By 1910 there were around 500,000 motor vehicles in America. The Ford Motor Company alone had 3,500 dealers across the country to sell cars to a hungry public. It was clear that more automobile roads were needed, especially since ownership of cars had soared and more people were taking them out for longer trips.
In the early 1910s there were 2.2 million miles of roads in America. Most were funded by local interests, primarily business interests. Many times local governments were blocked by law from funding infrastructure improvements, such as roads. Still, it was clear that there was demand for roads and travelling upon them.
Cars Win Out
The popularity of the interurban rail network of streetcars fell off by the 1930s. Interurban transportation fell out of favor with the public, and the reasons can primarily be traced to the rise of the automobile and poor management on the part of the interurban transportation companies. Cities and counties were also to blame, as were the machinations of the auto industry.
In 1926 counties began to pave their roads at a faster pace than they had before.
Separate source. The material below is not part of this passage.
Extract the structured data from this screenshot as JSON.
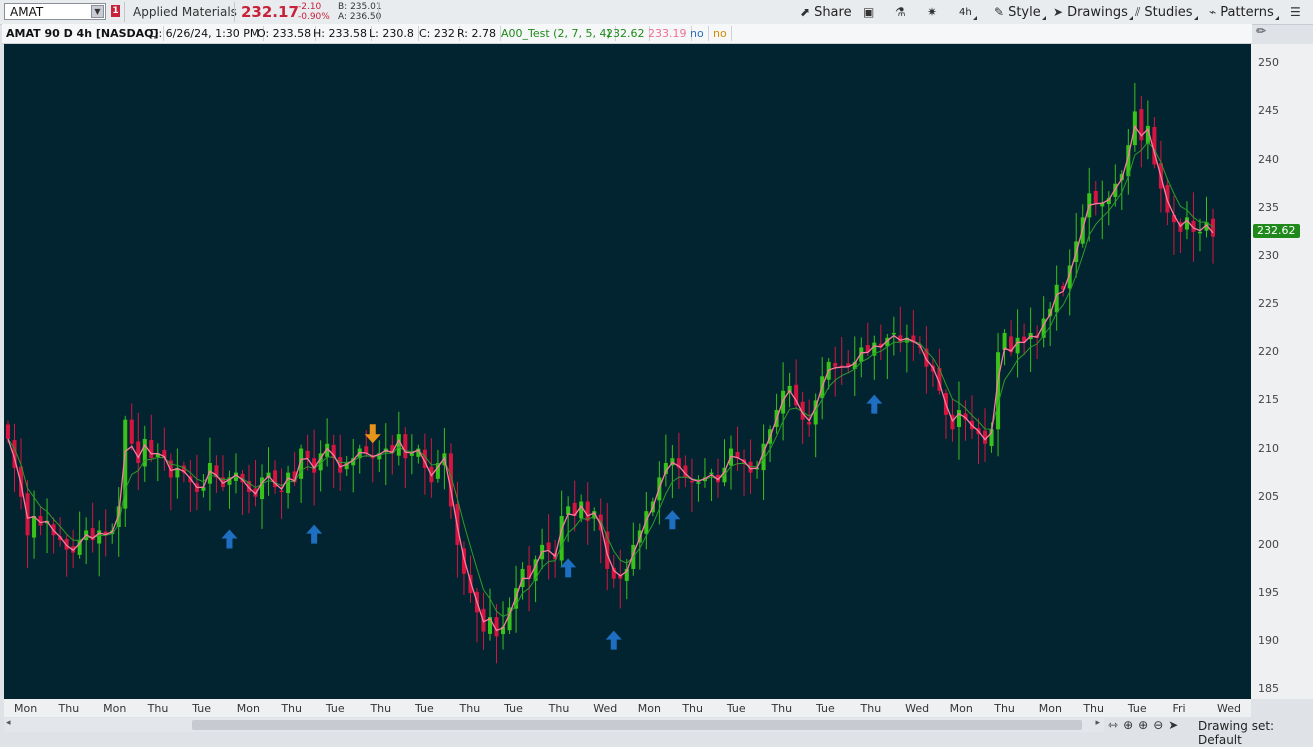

This was typically done with brick, and the immense loads of the freight going over the interurban rails caused much of this to crumble. Car and truck drivers got angry at this, and eventually the interurbans lost out.
William A. Clark’s involvement with the Missoula streetcars ceased early on, and by 1924 the Missoula Public Service had bought up the system. In 1928 Montana Power Company had gained control. Even that large interest couldn’t hold back the pace of modernity, however, or the insatiable appetites of Americans for all things car. The Historical Museum at Fort Missoula’s website gives us a good idea of what this was like:

“War and post-war inflation, along with the proliferation of internal combustion engines powering cars and buses throughout Montana, cut into street railway revenues and eventually undermined the state’s systems. Billings, Bozeman and Helena street railway systems collapsed. On January 24, 1932, Missoula’s beloved cars made their last run.”

Helena saw its streetcars fade away when the bus service took hold in January 1928. Bozeman’s streetcars ran from 1892 to 1921. Butte’s had started in 1886 with horses before becoming electric in 1890. They ran until 1937. In Great Falls streetcars went from 1891 to 1931. Billings saw battery-powered streetcars from 1912 to 1917. Anaconda held out the longest, with its streetcars running from 1890 to 1951.